Today I learnt how to create an aggregate function in PostgreSQL function that wraps the functionality provided by other aggregate functions in PosgreSQL. In this experiment, I created a `cv()` function that calculates the coefficient of variation.
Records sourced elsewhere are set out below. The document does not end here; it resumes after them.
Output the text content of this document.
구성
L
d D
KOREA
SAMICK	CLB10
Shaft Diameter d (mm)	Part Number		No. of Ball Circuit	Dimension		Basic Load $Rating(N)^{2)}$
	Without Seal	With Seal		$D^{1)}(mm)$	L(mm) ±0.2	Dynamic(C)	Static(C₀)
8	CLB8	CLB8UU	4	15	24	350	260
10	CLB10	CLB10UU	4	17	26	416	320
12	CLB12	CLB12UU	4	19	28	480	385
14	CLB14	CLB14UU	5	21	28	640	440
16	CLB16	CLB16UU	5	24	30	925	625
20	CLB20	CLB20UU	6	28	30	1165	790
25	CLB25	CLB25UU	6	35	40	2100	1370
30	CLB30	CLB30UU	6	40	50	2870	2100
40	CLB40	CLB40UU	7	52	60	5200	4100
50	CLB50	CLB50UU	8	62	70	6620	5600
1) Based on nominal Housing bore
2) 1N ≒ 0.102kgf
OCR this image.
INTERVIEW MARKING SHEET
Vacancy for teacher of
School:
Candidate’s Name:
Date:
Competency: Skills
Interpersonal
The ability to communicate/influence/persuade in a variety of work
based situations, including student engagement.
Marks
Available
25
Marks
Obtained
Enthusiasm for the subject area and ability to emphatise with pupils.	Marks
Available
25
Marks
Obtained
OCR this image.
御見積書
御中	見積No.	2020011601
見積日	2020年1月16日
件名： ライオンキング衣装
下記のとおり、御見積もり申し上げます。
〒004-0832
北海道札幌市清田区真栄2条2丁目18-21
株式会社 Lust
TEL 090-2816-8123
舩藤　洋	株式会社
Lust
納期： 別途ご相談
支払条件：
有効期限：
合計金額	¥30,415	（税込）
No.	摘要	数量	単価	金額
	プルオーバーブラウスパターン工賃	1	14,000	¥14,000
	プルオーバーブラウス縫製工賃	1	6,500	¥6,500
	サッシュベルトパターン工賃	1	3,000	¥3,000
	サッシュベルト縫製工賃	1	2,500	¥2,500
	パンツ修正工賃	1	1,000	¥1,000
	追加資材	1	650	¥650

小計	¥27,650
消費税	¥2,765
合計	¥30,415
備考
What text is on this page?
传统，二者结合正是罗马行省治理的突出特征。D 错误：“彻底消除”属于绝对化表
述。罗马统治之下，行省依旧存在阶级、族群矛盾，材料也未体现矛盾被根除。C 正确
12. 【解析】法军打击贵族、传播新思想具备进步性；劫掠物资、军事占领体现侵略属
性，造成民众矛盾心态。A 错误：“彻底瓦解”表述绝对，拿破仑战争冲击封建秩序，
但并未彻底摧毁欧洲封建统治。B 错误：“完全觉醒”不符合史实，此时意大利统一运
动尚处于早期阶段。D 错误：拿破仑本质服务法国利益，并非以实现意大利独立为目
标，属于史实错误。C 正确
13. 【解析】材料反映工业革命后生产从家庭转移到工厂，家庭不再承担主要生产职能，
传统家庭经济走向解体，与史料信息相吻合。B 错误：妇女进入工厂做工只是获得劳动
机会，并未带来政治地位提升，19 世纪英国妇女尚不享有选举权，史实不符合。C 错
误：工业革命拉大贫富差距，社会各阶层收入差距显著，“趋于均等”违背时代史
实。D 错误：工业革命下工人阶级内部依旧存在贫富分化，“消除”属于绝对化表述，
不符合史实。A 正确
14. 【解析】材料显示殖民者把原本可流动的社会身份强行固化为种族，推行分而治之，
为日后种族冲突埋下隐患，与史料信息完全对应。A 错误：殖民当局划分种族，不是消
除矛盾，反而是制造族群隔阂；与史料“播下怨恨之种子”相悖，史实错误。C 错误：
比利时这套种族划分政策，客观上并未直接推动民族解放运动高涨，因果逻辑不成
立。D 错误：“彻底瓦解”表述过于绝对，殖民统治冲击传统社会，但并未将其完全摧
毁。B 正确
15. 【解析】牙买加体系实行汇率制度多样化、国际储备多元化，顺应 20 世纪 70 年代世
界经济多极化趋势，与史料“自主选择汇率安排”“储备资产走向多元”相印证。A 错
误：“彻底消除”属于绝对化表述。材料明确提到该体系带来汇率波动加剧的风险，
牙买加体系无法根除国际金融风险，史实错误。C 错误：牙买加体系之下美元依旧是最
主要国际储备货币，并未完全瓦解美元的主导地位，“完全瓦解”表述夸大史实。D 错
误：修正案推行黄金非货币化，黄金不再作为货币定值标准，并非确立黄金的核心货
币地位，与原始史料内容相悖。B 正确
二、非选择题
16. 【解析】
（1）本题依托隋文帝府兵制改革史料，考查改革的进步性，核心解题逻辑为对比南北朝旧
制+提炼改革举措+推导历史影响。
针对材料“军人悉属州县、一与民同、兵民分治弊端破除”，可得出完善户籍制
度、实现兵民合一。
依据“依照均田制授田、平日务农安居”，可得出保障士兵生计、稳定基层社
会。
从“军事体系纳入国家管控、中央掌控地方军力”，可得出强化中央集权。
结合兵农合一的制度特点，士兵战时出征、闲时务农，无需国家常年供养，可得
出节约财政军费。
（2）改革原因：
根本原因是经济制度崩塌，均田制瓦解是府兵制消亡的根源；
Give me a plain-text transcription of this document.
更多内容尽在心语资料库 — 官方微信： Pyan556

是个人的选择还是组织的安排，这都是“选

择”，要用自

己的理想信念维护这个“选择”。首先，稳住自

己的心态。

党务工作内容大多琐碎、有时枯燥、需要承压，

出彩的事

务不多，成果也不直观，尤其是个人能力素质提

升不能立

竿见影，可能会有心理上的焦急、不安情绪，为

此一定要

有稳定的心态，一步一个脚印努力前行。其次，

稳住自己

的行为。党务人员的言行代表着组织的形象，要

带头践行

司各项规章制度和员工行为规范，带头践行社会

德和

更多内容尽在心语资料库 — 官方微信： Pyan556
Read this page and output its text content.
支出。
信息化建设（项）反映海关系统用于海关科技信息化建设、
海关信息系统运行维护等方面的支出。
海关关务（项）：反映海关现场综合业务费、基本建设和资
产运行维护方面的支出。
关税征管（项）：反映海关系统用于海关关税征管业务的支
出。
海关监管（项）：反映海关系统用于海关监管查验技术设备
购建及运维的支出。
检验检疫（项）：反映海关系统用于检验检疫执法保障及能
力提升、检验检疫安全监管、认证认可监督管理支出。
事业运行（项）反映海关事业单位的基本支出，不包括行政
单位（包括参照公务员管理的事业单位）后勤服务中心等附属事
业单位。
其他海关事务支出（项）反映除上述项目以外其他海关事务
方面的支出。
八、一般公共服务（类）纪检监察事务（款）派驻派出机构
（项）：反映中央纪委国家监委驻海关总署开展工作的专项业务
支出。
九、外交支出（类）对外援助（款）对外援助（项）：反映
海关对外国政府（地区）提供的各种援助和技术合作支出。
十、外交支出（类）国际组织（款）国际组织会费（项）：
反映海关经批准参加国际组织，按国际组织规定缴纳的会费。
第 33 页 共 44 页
The function `cv(x)` is equivalent to `stddev(x)` / `avg(x)` where `x` represents the list of data points.

## Example Data Table

```\$ cat perf.sql
CREATE TABLE performance
(
name VARCHAR,
duration DOUBLE PRECISION
);

INSERT INTO performance VALUES ('RAND', 101.0);
INSERT INTO performance VALUES ('ZERO', 157.0);
INSERT INTO performance VALUES ('NONE', 209.0);
INSERT INTO performance VALUES ('TEST', 176.0);
INSERT INTO performance VALUES ('UNIT', 197.0);
INSERT INTO performance VALUES ('LOAD', 193.0);
INSERT INTO performance VALUES ('FREE', 198.0);
\$ psql statistics
psql (8.4.3)
Type "help" for help.
statistics=# \i perf.sql
DROP TABLE
CREATE TABLE
INSERT 0 1
INSERT 0 1
INSERT 0 1
INSERT 0 1
INSERT 0 1
INSERT 0 1
INSERT 0 1
statistics=# select * from performance;
name | duration
------+----------
RAND |      101
ZERO |      157
NONE |      209
TEST |      176
UNIT |      197
FREE |      198
(7 rows)

statistics=#
```

## Useful Details to Create Our Function

```statistics=# SELECT aggtransfn, aggfinalfn, aggtranstype::regtype, agginitval
statistics-# FROM pg_aggregate
statistics-# WHERE aggfnoid='stddev(double precision)'::regprocedure;
aggtransfn  |     aggfinalfn     |    aggtranstype    | agginitval
--------------+--------------------+--------------------+------------
float8_accum | float8_stddev_samp | double precision[] | {0,0,0}
(1 row)

statistics=# SELECT aggtransfn, aggfinalfn, aggtranstype::regtype, agginitval
statistics-# FROM pg_aggregate
statistics-# WHERE aggfnoid='avg(double precision)'::regprocedure;
aggtransfn  | aggfinalfn |    aggtranstype    | agginitval
--------------+------------+--------------------+------------
float8_accum | float8_avg | double precision[] | {0,0,0}
(1 row)

statistics=#
```

## Function Definition

```\$ cat cv.sql
CREATE OR REPLACE FUNCTION finalcv(double precision[])
RETURNS double precision
AS \$\$
SELECT float8_stddev_samp(\$1) / float8_avg(\$1);
\$\$ LANGUAGE SQL;

CREATE AGGREGATE cv(double precision)
(
sfunc = float8_accum,
stype = double precision[],
finalfunc = finalcv,
initcond = '{0, 0, 0}'
);
```

## Usage

```\$ psql statistics
psql (8.4.3)
Type "help" for help.

statistics=# select stddev(duration), avg(duration) from performance;
stddev      |       avg
------------------+------------------
37.1682147873178 | 175.857142857143
(1 row)

statistics=# select stddev(duration) / avg(duration) as cv from performance;
cv
-------------------
0.211354592616754
(1 row)

statistics=# \i cv.sql
CREATE FUNCTION
CREATE AGGREGATE
statistics=# select cv(duration) from performance;
cv
-------------------
0.211354592616754
(1 row)

statistics=#
```

## Bessel's Correction

Checked whether Bessel's correction was used in the `stddev()` function of PostgreSQL. Yes, it was used.

```\$ octave -q
octave:1> std([101, 157, 209, 176, 197, 193, 198], 0)
ans =  37.168
octave:2> std([101, 157, 209, 176, 197, 193, 198], 1)
ans =  34.411
octave:3>
```

The `std()` function in MATLAB and GNU Octave applies Bessel's correction when invoked with the second argument as `0`.